16. The condenser of claim 13, comprising a tube sheet disposed within the housing, wherein the tube sheet comprises:

a main portion disposed within the condensing section and configured to support the plurality of tubes; and

a baffle portion extending from the main portion, wherein the baffle portion is disposed within the first channel and the baffle portion is configured to support the first set of tubes.

17. The condenser of claim 13, comprising end panels disposed within the housing, wherein each end panel extends from a respective longitudinal end of the housing and along the length of the condenser, wherein the end panels are disposed below the plurality of tubes and above the first set of tubes.

18. A condenser for a heating, ventilation, air conditioning and refrigeration (HVAC & R) system, the condenser comprising:

a housing configured to receive and discharge a refrigerant;

a plurality of tubes disposed within the housing and configured to place the refrigerant in heat exchange relationship with a cooling fluid directed through the plurality of tubes to condense the refrigerant; and

a subcooler disposed within the housing, wherein the subcooler comprises:

a first channel including a first set of tubes disposed below the plurality of tubes and configured to direct a cooling fluid therethrough;

a second channel comprising a second set of tubes disposed below the first set of tubes and configured to direct a cooling fluid therethrough;

a separator plate disposed between the first set of tubes and the second set of tubes to separate the first channel from the second channel; and

A baffle disposed within the second channel, wherein the baffle is configured to support the second set of tubes.

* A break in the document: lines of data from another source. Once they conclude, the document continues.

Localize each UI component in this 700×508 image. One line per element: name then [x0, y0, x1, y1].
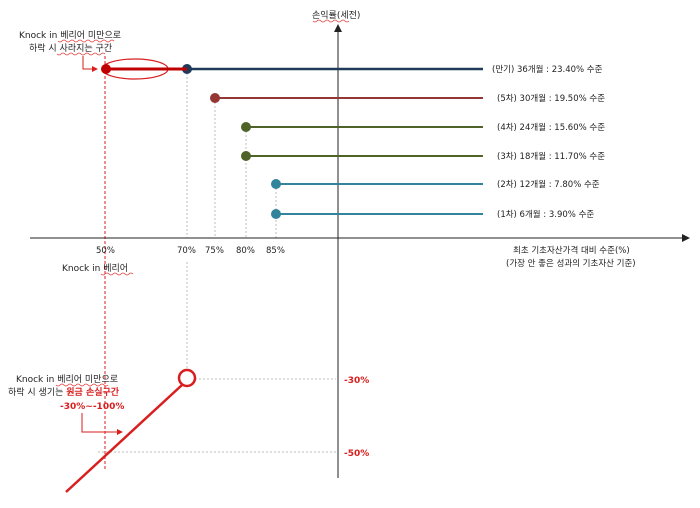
bottom-note-line2-prefix: 하락 시 생기는 [8, 386, 66, 398]
bottom-note-line2-highlight: 원금 손실구간 [66, 386, 120, 398]
y-axis-label-squiggle [312, 19, 350, 23]
bottom-note-squiggle [55, 383, 109, 387]
top-note-arrow-icon [92, 66, 98, 72]
payoff-line-1st-dot [271, 209, 281, 219]
vanishing-zone-dot [101, 64, 111, 74]
loss-zone [65, 368, 197, 493]
payoff-line-2nd-dot [271, 179, 281, 189]
bottom-note-arrow-icon [117, 429, 123, 435]
bottom-note-arrow [81, 413, 118, 433]
top-note-line2: 하락 시 사라지는 구간 [29, 42, 112, 54]
payoff-line-1st: (1차) 6개월 : 3.90% 수준 [271, 209, 594, 220]
top-note-squiggle [57, 39, 115, 43]
payoff-line-4th-dot [241, 122, 251, 132]
loss-line [65, 384, 183, 493]
x-tick-labels: 50% 70% 75% 80% 85% [96, 246, 285, 256]
y-axis-arrow-icon [334, 24, 342, 32]
loss-start-circle [177, 368, 197, 388]
x-tick-70: 70% [177, 246, 196, 256]
payoff-line-1st-label: (1차) 6개월 : 3.90% 수준 [497, 209, 594, 220]
x-axis-arrow-icon [682, 234, 690, 242]
payoff-line-4th: (4차) 24개월 : 15.60% 수준 [241, 122, 605, 133]
y-tick-minus50: -50% [344, 449, 369, 459]
payoff-lines: (만기) 36개월 : 23.40% 수준 (5차) 30개월 : 19.50%… [182, 64, 605, 220]
top-note-line1: Knock in 베리어 미만으로 [19, 30, 121, 41]
x-axis-label-line2: (가장 안 좋은 성과의 기초자산 기준) [506, 258, 636, 269]
bottom-note-line2: 하락 시 생기는 원금 손실구간 [8, 386, 120, 398]
bottom-note-line1: Knock in 베리어 미만으로 [16, 374, 118, 385]
payoff-line-5th-label: (5차) 30개월 : 19.50% 수준 [497, 93, 605, 104]
x-axis-label-line1: 최초 기초자산가격 대비 수준(%) [513, 245, 630, 256]
payoff-line-3rd: (3차) 18개월 : 11.70% 수준 [241, 151, 605, 162]
payoff-line-2nd: (2차) 12개월 : 7.80% 수준 [271, 179, 600, 190]
top-note-arrow [82, 56, 95, 70]
top-note: Knock in 베리어 미만으로 하락 시 사라지는 구간 [19, 30, 121, 72]
guide-lines [98, 69, 336, 453]
y-axis-label: 손익률(세전) [312, 9, 360, 21]
vanishing-zone [101, 58, 187, 80]
bottom-note: Knock in 베리어 미만으로 하락 시 생기는 원금 손실구간 -30%~… [8, 374, 124, 435]
payoff-line-3rd-label: (3차) 18개월 : 11.70% 수준 [497, 151, 605, 162]
x-tick-50: 50% [96, 246, 115, 256]
x-tick-80: 80% [236, 246, 255, 256]
axes [30, 24, 690, 478]
payoff-line-3rd-dot [241, 151, 251, 161]
y-tick-minus30: -30% [344, 376, 369, 386]
bottom-note-line3: -30%~-100% [60, 402, 124, 412]
top-note-squiggle-2 [56, 52, 106, 56]
x-tick-85: 85% [266, 246, 285, 256]
knock-in-label: Knock in 베리어 [62, 263, 128, 274]
payoff-line-2nd-label: (2차) 12개월 : 7.80% 수준 [497, 179, 600, 190]
payoff-line-maturity-label: (만기) 36개월 : 23.40% 수준 [492, 64, 603, 75]
knock-in-label-squiggle [100, 272, 134, 276]
payoff-line-5th-dot [210, 93, 220, 103]
payoff-line-maturity: (만기) 36개월 : 23.40% 수준 [182, 64, 603, 75]
payoff-line-4th-label: (4차) 24개월 : 15.60% 수준 [497, 122, 605, 133]
payoff-line-5th: (5차) 30개월 : 19.50% 수준 [210, 93, 605, 104]
x-tick-75: 75% [205, 246, 224, 256]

19. The condenser of claim 18, wherein the baffle comprises:

a base portion disposed within the second channel and configured to support the second set of tubes; and

a baffle extension extending from the base portion, wherein the baffle extension extends through the separator plate, the baffle extension is disposed within the first channel, and the baffle extension is configured to support the first set of tubes.

20. The condenser of claim 19, comprising a tube sheet disposed within the housing, wherein the tube sheet comprises:

a main portion configured to support the plurality of tubes; and

a baffle portion extending from the main portion, wherein the baffle portion is disposed within the first channel, the baffle portion is configured to support the first set of tubes, and the baffle portion and the baffle extension are disposed in an alternating arrangement relative to a width of the condenser.